Friday, July 23, 2010

The Seasons of Caregiving

When I was very little my mother introduced me as her little nurse. Did that have anything to do with my choice of professions? I’ve focused my last 32 years in the mental health field. I thought about this question “Why that population; the mentally ill and now the cognitively impaired and their caregivers?”.

I grew up hearing about my uncle Harold who was hospitalized when he was 27 for acting in a bizarre harmful way towards his mother. He spent the next 50 years in mental institutions. I visited him once when I was a student nurse on rotation at Medfield State Hospital and talked with a mild mannered pleasant man who looked just like his sister,my mother. I started to think how terrible for him to have had a psychotic break before the advent of psychotropic drugs. He missed out on 50 years of family life and perhaps years of pursuing and enjoying his dream of teaching. Today he would be treated with medications and probably released within a week or two….if his insurance company allowed that long.

The helper’s journey goes through seasons as I see it. First comes the spring; an awakening of a need of a person or population. There is the gathering of tools; information, education, and skill building.

As the skills needed to help are developed and refined, the summer brings confidence in oneself as helper. There may be a broadening or narrowing of the area in which we see we can best be effective. This may be grant writing, lobbying, directing, speaking,or teaching for the professional or hands on care. We find out what brings us satisfaction.

When I asked an audience in an assisted living residence to look at the satisfaction factor, we found some realized it in bringing comfort to the elder, others in teaching them easier ways of caring for themselves, others in advocating for services. The helper sees “This is how I can make a difference and feel satisfied doing it”

As caregiving continues there is a fall season in which there is ‘more of the same’, or little improvement in spite of our best efforts.
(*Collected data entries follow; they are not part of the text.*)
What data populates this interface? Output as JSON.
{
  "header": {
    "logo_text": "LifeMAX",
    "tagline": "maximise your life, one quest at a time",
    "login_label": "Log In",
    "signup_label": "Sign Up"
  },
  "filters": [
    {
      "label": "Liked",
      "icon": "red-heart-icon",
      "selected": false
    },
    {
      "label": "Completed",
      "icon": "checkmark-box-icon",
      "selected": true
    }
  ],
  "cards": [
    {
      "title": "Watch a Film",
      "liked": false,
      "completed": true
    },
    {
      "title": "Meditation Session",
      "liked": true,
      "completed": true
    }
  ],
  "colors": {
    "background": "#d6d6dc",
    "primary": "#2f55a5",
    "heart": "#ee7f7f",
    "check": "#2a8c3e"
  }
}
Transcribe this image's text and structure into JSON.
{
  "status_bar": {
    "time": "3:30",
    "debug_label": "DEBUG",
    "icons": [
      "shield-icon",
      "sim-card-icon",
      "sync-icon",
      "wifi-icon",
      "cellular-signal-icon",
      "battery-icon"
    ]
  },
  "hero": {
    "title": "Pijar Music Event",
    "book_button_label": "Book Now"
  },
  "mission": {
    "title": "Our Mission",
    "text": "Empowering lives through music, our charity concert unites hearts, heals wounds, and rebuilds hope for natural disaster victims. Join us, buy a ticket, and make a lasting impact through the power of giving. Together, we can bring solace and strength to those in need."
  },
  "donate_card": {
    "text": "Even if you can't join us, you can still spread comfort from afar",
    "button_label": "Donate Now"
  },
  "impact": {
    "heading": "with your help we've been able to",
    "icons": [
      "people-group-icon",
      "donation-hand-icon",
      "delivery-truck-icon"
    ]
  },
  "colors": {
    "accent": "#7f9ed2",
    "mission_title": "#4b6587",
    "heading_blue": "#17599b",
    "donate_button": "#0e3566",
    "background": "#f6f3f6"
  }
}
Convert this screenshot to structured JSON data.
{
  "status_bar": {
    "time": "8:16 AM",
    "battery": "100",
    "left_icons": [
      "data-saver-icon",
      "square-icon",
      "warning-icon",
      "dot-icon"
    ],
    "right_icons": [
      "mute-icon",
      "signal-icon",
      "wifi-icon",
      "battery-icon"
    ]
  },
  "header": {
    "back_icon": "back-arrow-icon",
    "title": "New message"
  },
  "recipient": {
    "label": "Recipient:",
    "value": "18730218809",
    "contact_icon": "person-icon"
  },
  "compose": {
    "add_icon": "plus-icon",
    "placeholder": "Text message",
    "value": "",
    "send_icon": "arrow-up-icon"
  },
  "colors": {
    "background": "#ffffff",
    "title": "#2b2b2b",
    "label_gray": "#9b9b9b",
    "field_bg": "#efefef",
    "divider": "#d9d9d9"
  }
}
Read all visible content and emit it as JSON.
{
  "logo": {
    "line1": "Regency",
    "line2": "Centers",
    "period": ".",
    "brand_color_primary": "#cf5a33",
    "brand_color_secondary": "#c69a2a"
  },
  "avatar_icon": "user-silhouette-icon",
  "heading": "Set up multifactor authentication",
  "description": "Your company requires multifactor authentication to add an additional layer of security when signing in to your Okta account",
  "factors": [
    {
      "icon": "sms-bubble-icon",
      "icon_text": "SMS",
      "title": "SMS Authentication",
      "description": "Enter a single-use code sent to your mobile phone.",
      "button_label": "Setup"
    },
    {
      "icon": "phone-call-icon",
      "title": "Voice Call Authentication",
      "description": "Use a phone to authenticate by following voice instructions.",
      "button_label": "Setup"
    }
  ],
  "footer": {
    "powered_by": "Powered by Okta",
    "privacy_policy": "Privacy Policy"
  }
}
There is a danger here of despair or burnout. This is the time when affirmation of what has been accomplished by our efforts becomes important. New ideas get generated as one reaches out to others for help in continuing.
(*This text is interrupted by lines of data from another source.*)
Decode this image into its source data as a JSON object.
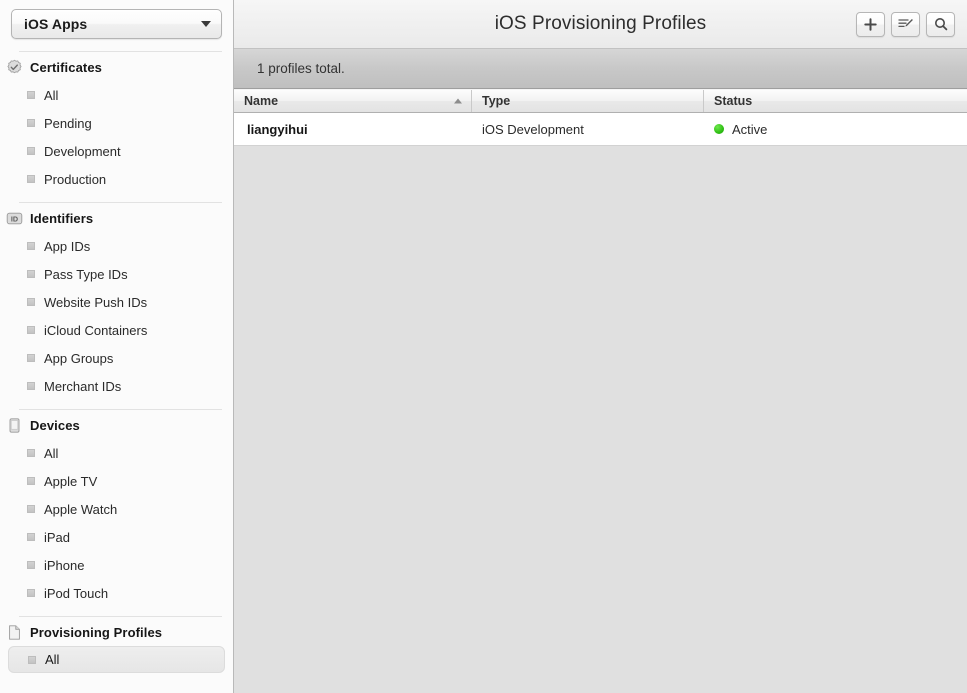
{
  "sidebar": {
    "team_picker": {
      "label": "iOS Apps",
      "chevron_icon": "chevron-down-icon"
    },
    "sections": [
      {
        "id": "certificates",
        "title": "Certificates",
        "icon": "certificate-seal-icon",
        "items": [
          {
            "label": "All",
            "selected": false
          },
          {
            "label": "Pending",
            "selected": false
          },
          {
            "label": "Development",
            "selected": false
          },
          {
            "label": "Production",
            "selected": false
          }
        ]
      },
      {
        "id": "identifiers",
        "title": "Identifiers",
        "icon": "id-badge-icon",
        "items": [
          {
            "label": "App IDs",
            "selected": false
          },
          {
            "label": "Pass Type IDs",
            "selected": false
          },
          {
            "label": "Website Push IDs",
            "selected": false
          },
          {
            "label": "iCloud Containers",
            "selected": false
          },
          {
            "label": "App Groups",
            "selected": false
          },
          {
            "label": "Merchant IDs",
            "selected": false
          }
        ]
      },
      {
        "id": "devices",
        "title": "Devices",
        "icon": "device-phone-icon",
        "items": [
          {
            "label": "All",
            "selected": false
          },
          {
            "label": "Apple TV",
            "selected": false
          },
          {
            "label": "Apple Watch",
            "selected": false
          },
          {
            "label": "iPad",
            "selected": false
          },
          {
            "label": "iPhone",
            "selected": false
          },
          {
            "label": "iPod Touch",
            "selected": false
          }
        ]
      },
      {
        "id": "provisioning-profiles",
        "title": "Provisioning Profiles",
        "icon": "document-page-icon",
        "items": [
          {
            "label": "All",
            "selected": true
          }
        ]
      }
    ]
  },
  "header": {
    "title": "iOS Provisioning Profiles",
    "buttons": [
      {
        "name": "add-button",
        "icon": "plus-icon"
      },
      {
        "name": "edit-button",
        "icon": "edit-list-pencil-icon"
      },
      {
        "name": "search-button",
        "icon": "search-icon"
      }
    ]
  },
  "content": {
    "count_text": "1 profiles total.",
    "columns": [
      {
        "key": "name",
        "label": "Name",
        "sorted": true,
        "sort_direction": "ascending"
      },
      {
        "key": "type",
        "label": "Type",
        "sorted": false
      },
      {
        "key": "status",
        "label": "Status",
        "sorted": false
      }
    ],
    "rows": [
      {
        "name": "liangyihui",
        "type": "iOS Development",
        "status": "Active",
        "status_color": "#2fbf14"
      }
    ]
  }
}
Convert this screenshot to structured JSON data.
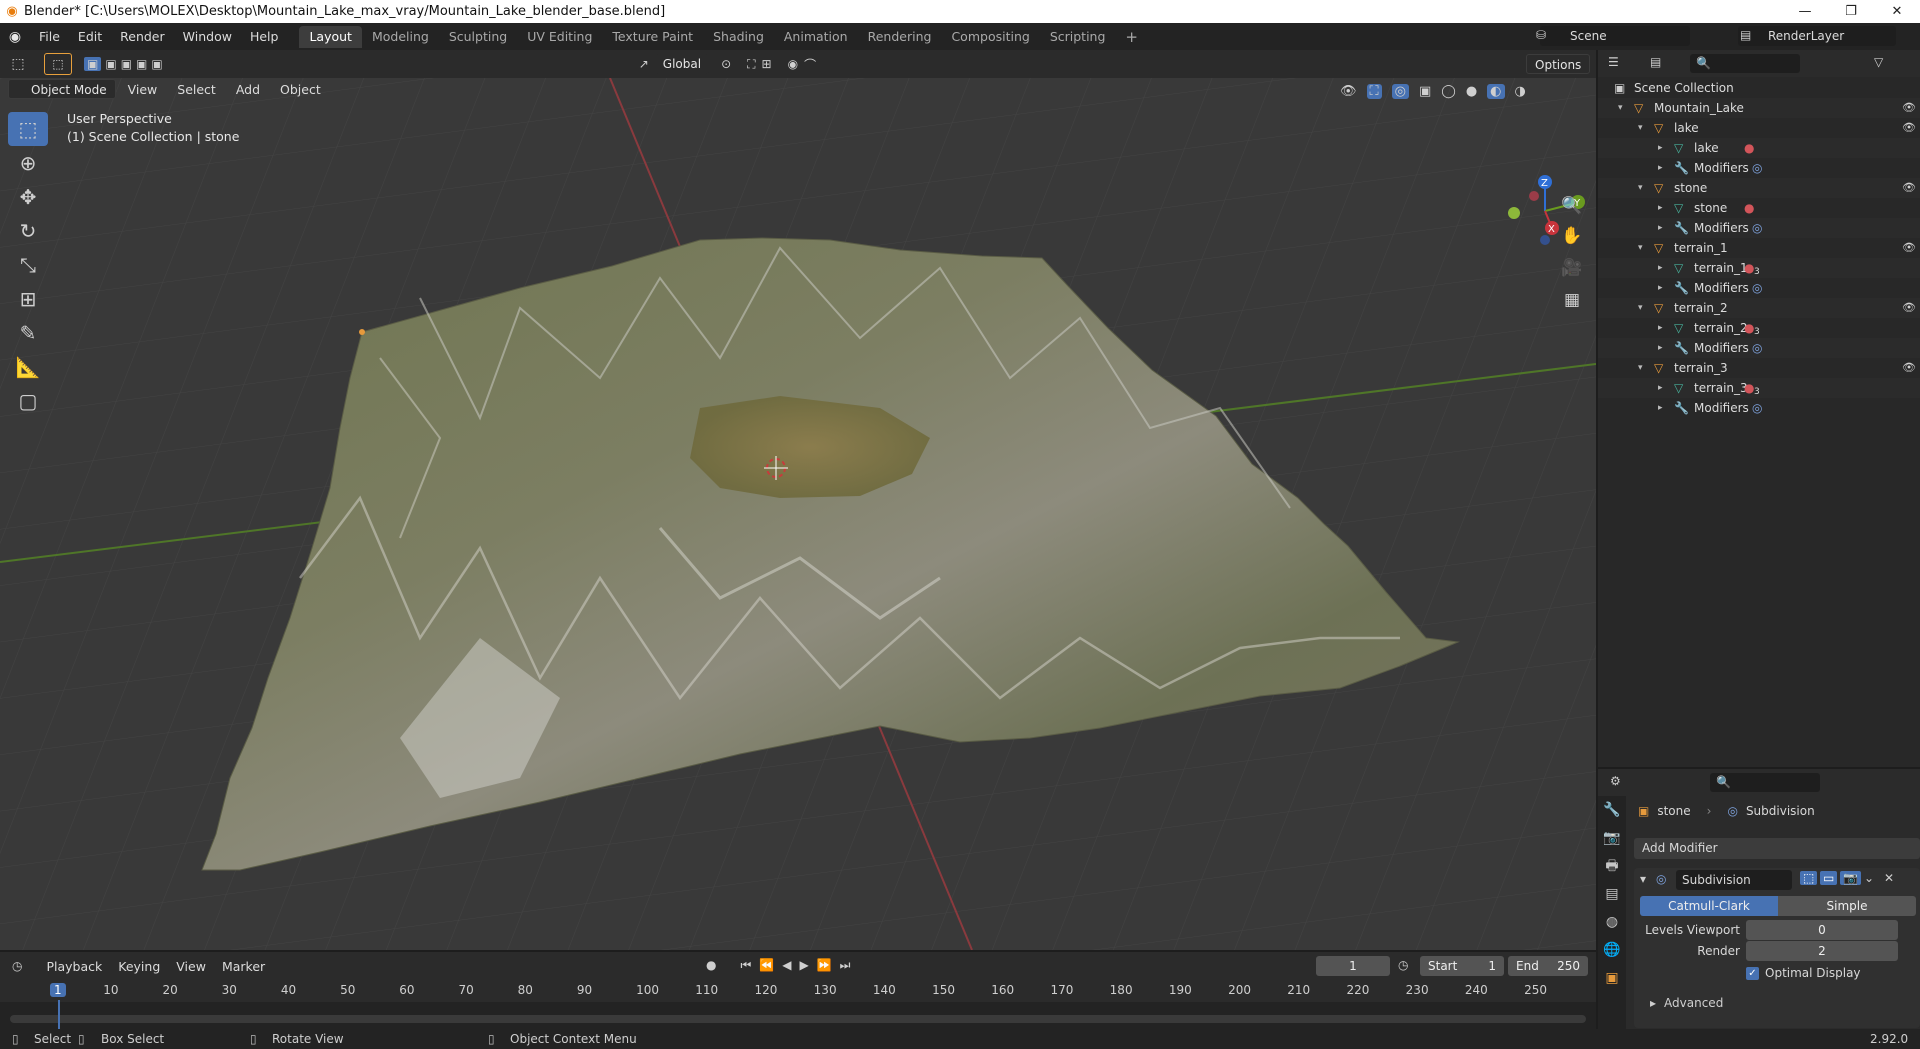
{
  "window": {
    "title": "Blender* [C:\\Users\\MOLEX\\Desktop\\Mountain_Lake_max_vray/Mountain_Lake_blender_base.blend]",
    "minimize": "—",
    "restore": "❐",
    "close": "✕"
  },
  "menubar": {
    "items": [
      "File",
      "Edit",
      "Render",
      "Window",
      "Help"
    ]
  },
  "workspaces": {
    "tabs": [
      "Layout",
      "Modeling",
      "Sculpting",
      "UV Editing",
      "Texture Paint",
      "Shading",
      "Animation",
      "Rendering",
      "Compositing",
      "Scripting"
    ],
    "active": "Layout",
    "add": "+"
  },
  "scene": {
    "name": "Scene",
    "view_layer": "RenderLayer"
  },
  "viewport_header": {
    "mode": "Object Mode",
    "menus": [
      "View",
      "Select",
      "Add",
      "Object"
    ],
    "transform_orientation": "Global",
    "options": "Options"
  },
  "viewport": {
    "perspective_label": "User Perspective",
    "collection_label": "(1) Scene Collection | stone",
    "gizmo": {
      "x": "X",
      "y": "Y",
      "z": "Z"
    }
  },
  "outliner": {
    "rows": [
      {
        "label": "Scene Collection",
        "icon": "scene-collection-icon",
        "indent": 0
      },
      {
        "label": "Mountain_Lake",
        "icon": "object-icon",
        "indent": 1,
        "eye": true
      },
      {
        "label": "lake",
        "icon": "object-icon",
        "indent": 2,
        "eye": true
      },
      {
        "label": "lake",
        "icon": "mesh-icon",
        "indent": 3
      },
      {
        "label": "Modifiers",
        "icon": "wrench-icon",
        "indent": 3
      },
      {
        "label": "stone",
        "icon": "object-icon",
        "indent": 2,
        "eye": true
      },
      {
        "label": "stone",
        "icon": "mesh-icon",
        "indent": 3
      },
      {
        "label": "Modifiers",
        "icon": "wrench-icon",
        "indent": 3
      },
      {
        "label": "terrain_1",
        "icon": "object-icon",
        "indent": 2,
        "eye": true
      },
      {
        "label": "terrain_1",
        "icon": "mesh-icon",
        "indent": 3,
        "badge": "3"
      },
      {
        "label": "Modifiers",
        "icon": "wrench-icon",
        "indent": 3
      },
      {
        "label": "terrain_2",
        "icon": "object-icon",
        "indent": 2,
        "eye": true
      },
      {
        "label": "terrain_2",
        "icon": "mesh-icon",
        "indent": 3,
        "badge": "3"
      },
      {
        "label": "Modifiers",
        "icon": "wrench-icon",
        "indent": 3
      },
      {
        "label": "terrain_3",
        "icon": "object-icon",
        "indent": 2,
        "eye": true
      },
      {
        "label": "terrain_3",
        "icon": "mesh-icon",
        "indent": 3,
        "badge": "3"
      },
      {
        "label": "Modifiers",
        "icon": "wrench-icon",
        "indent": 3
      }
    ]
  },
  "properties": {
    "breadcrumb_object": "stone",
    "breadcrumb_modifier": "Subdivision",
    "add_modifier": "Add Modifier",
    "modifier": {
      "name": "Subdivision",
      "method_catmull": "Catmull-Clark",
      "method_simple": "Simple",
      "levels_viewport_label": "Levels Viewport",
      "levels_viewport": "0",
      "render_label": "Render",
      "render": "2",
      "optimal_display": "Optimal Display",
      "advanced": "Advanced"
    }
  },
  "timeline": {
    "menus": [
      "Playback",
      "Keying",
      "View",
      "Marker"
    ],
    "current_frame": "1",
    "start_label": "Start",
    "start": "1",
    "end_label": "End",
    "end": "250",
    "ruler": [
      "1",
      "10",
      "20",
      "30",
      "40",
      "50",
      "60",
      "70",
      "80",
      "90",
      "100",
      "110",
      "120",
      "130",
      "140",
      "150",
      "160",
      "170",
      "180",
      "190",
      "200",
      "210",
      "220",
      "230",
      "240",
      "250"
    ]
  },
  "statusbar": {
    "select": "Select",
    "box_select": "Box Select",
    "rotate_view": "Rotate View",
    "context_menu": "Object Context Menu",
    "version": "2.92.0"
  },
  "colors": {
    "accent": "#4772b3",
    "x_axis": "#c8343c",
    "y_axis": "#6a9b1f",
    "z_axis": "#2f6fd6",
    "object_orange": "#e69a3c",
    "mesh_green": "#47b29b"
  }
}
Winter is a season of endings; perhaps that of a career, a program or an area of compassionate work. I underestimated the grief I felt 3 years ago when a program I developed and worked at for seven years waned as budget crunches emerged and finally ended for me when I was laid off. This is a time of new beginnings as well as endings.
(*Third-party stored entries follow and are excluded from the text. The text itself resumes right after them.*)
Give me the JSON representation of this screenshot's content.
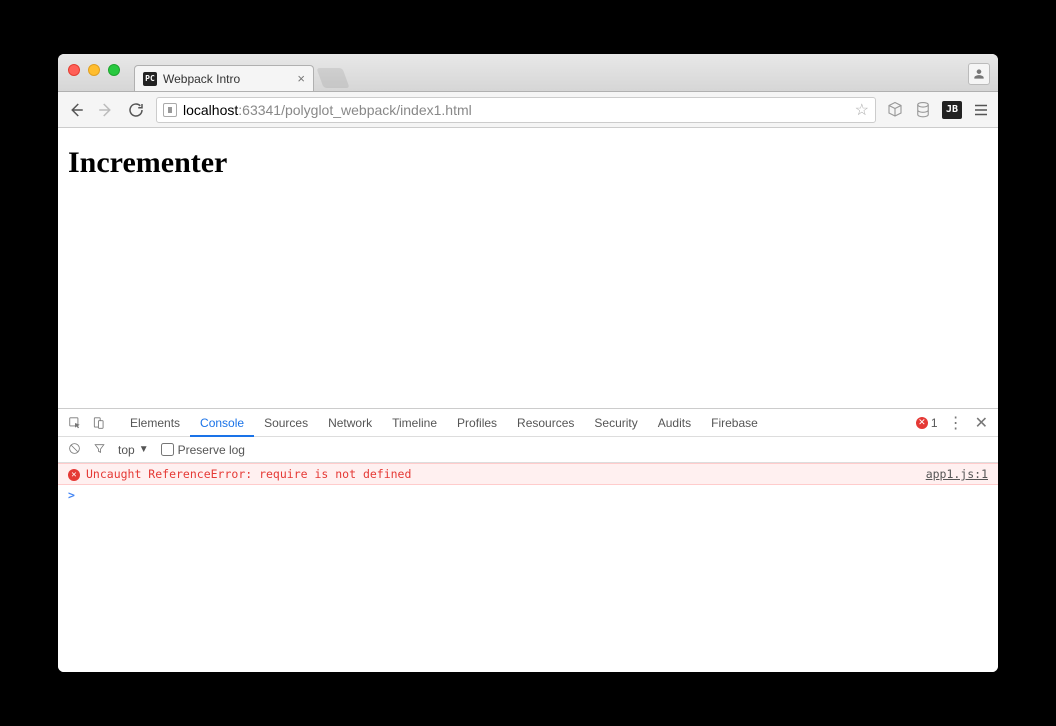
{
  "window": {
    "tab_favicon_text": "PC",
    "tab_title": "Webpack Intro"
  },
  "toolbar": {
    "url_host": "localhost",
    "url_port_path": ":63341/polyglot_webpack/index1.html",
    "jb_label": "JB"
  },
  "page": {
    "heading": "Incrementer"
  },
  "devtools": {
    "tabs": [
      "Elements",
      "Console",
      "Sources",
      "Network",
      "Timeline",
      "Profiles",
      "Resources",
      "Security",
      "Audits",
      "Firebase"
    ],
    "active_tab_index": 1,
    "error_count": "1",
    "toolbar": {
      "context": "top",
      "preserve_log_label": "Preserve log",
      "preserve_log_checked": false
    },
    "console": {
      "error_message": "Uncaught ReferenceError: require is not defined",
      "error_source": "app1.js:1",
      "prompt_symbol": ">"
    }
  }
}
And so we continue our individual journeys, learning about ourselves along the way, learning more about how to work with others in a team, and perhaps learning to let go when a caregiving area ends.

During all these seasons, the gift of appreciation and validation of work a person does cannot be overstated. We can each care for our team members who are helpers in their own unique way. An attitude of gratitude and appreciation among workers spreads like wildfire the same as an attitude of complaining and blaming can. We can choose the attitude of gratitude and carry on with our journey and support others in theirs.